Cтало грустно, я не любила перемен в жизни, и в некоторых вопросах придерживалась консервативной позиции, но грусть очень быстро выветрилась, пузырьки в крови вновь переполняли меня, неся с собой неуемную радость и ощущение комфорта и гармонии. Они были такими сильными, упругими и веселыми, что не давали усидеть на месте, меня обуяла жажда деятельности, как будто во мне маялось море нерастраченной силы, требующей выплеска. Хотя почему 'как будто', оказывается, то, что я называла пузырьками и есть проявление той самой силы.

Я выпрыгнула из кровати, закрыла глаза и сосредоточилась только на этом потрясающем ощущении. Пузырьки тыкались изнутри в ладони стайкой щекочущих шариков, они так самоотверженно и настойчиво стремились наружу, что так и подмывало их выпустить. Я попыталась найти внутри сдерживающий барьер. К чему догадки, я точно знала, что он есть, и хотела понять, как его отключить. Сжимала кисти, с усилием напрягала пальцы, даже встряхнула несколько раз руками в воздухе, но ничего не вышло, пульсирующее движение в ладонях не проходило.

Затем вспомнила, как Даниэль вчера медленно раскрыл свою большую ладонь навстречу моей перед тем как дернуть вверх, и попыталась по памяти скопировать это движение. Сосредоточилась на правой кисти и, подняв руку, медленно раскрыла ладонь, обращенную к окну, навстречу восходящему солнцу. Действие возымело странный эффект, словно внутреннее состояние вошло в гармонию с физическим, будто тело как ретранслятор настроилось на передачу сигнала.
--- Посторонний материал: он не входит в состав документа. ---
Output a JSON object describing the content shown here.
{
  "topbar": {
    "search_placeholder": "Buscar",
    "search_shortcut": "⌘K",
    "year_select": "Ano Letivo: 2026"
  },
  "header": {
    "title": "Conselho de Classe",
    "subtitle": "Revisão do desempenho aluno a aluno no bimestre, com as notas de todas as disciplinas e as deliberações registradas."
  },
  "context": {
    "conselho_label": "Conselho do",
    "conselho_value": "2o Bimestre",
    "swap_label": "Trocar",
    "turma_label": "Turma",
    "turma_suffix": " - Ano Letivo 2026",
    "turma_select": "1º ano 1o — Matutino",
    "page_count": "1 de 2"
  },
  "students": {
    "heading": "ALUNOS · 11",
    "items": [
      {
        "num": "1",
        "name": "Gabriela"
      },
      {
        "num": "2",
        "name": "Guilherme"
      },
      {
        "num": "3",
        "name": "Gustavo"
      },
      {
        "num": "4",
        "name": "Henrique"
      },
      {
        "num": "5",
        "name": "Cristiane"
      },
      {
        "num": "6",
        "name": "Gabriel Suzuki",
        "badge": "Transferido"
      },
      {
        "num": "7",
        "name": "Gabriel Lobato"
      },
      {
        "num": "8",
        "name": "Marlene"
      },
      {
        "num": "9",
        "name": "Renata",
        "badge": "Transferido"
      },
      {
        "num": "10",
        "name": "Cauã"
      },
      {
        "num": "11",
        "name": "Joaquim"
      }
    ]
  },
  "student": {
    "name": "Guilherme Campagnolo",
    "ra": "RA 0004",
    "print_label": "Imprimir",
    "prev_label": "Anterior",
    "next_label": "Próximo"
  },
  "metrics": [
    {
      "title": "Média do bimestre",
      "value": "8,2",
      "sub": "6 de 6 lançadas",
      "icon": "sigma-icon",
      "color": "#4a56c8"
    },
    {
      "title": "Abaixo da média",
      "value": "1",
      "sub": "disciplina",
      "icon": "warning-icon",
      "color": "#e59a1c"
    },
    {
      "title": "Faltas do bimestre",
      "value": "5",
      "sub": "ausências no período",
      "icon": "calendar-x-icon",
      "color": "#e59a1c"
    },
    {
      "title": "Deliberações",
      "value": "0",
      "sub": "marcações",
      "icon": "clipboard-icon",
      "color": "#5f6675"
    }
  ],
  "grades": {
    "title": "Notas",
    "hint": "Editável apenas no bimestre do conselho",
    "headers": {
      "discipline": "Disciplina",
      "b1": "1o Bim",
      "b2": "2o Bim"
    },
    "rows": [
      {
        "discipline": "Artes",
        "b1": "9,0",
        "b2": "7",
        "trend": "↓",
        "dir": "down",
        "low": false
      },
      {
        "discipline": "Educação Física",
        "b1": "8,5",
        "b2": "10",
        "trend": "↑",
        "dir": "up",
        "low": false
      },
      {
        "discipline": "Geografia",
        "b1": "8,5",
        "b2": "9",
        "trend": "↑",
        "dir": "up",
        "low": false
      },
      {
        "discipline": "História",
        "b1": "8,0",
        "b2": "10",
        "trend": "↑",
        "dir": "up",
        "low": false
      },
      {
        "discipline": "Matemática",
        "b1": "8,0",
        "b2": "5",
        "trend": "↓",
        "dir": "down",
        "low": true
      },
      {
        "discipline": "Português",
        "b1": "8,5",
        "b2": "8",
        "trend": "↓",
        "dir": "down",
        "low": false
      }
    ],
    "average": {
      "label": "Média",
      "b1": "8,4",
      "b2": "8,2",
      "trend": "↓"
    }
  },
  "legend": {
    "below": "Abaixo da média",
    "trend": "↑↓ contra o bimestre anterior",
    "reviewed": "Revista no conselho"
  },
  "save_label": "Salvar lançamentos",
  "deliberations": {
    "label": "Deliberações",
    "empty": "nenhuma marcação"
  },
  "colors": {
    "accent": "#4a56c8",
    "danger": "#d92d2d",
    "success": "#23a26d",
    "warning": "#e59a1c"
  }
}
Сначала ничего не происходило, но ровно через секунду прохладная волна прошла по руке, и пузырьки, изменив направление, закрутились спиралью. Я ощущала каждый из них по отдельности как саму себя, так же, как и при 'погружении', а в следующий момент поняла, что пульсирующее движение в центре ладони исчезло, и меня легонько тянет вправо. Внутренняя преграда отключилась. Состояние было, мягко говоря, необычное, босые ступни чувствовали, что я продолжаю стоять на полу, но при этом я как будто растягивалась тонкой спиралью куда-то вправо, мои частички, ощущаемые как часть тела, покидали пределы ладони. Я осознавала, что теперь они вне руки, а точнее, продолжающаяся часть руки, как если бы она удлинилась. Я боялась открыть глаза и посмотреть, что со мной происходит, просто ждала, что будет дальше. В голове то и дело возникали, сменяя друг друга, эпизоды дурацких мультяшек, представляла себя похожей на гуттаперчевого героя одного из них, растягивающего бесконечно удлиняющиеся руки на невозможное расстояние.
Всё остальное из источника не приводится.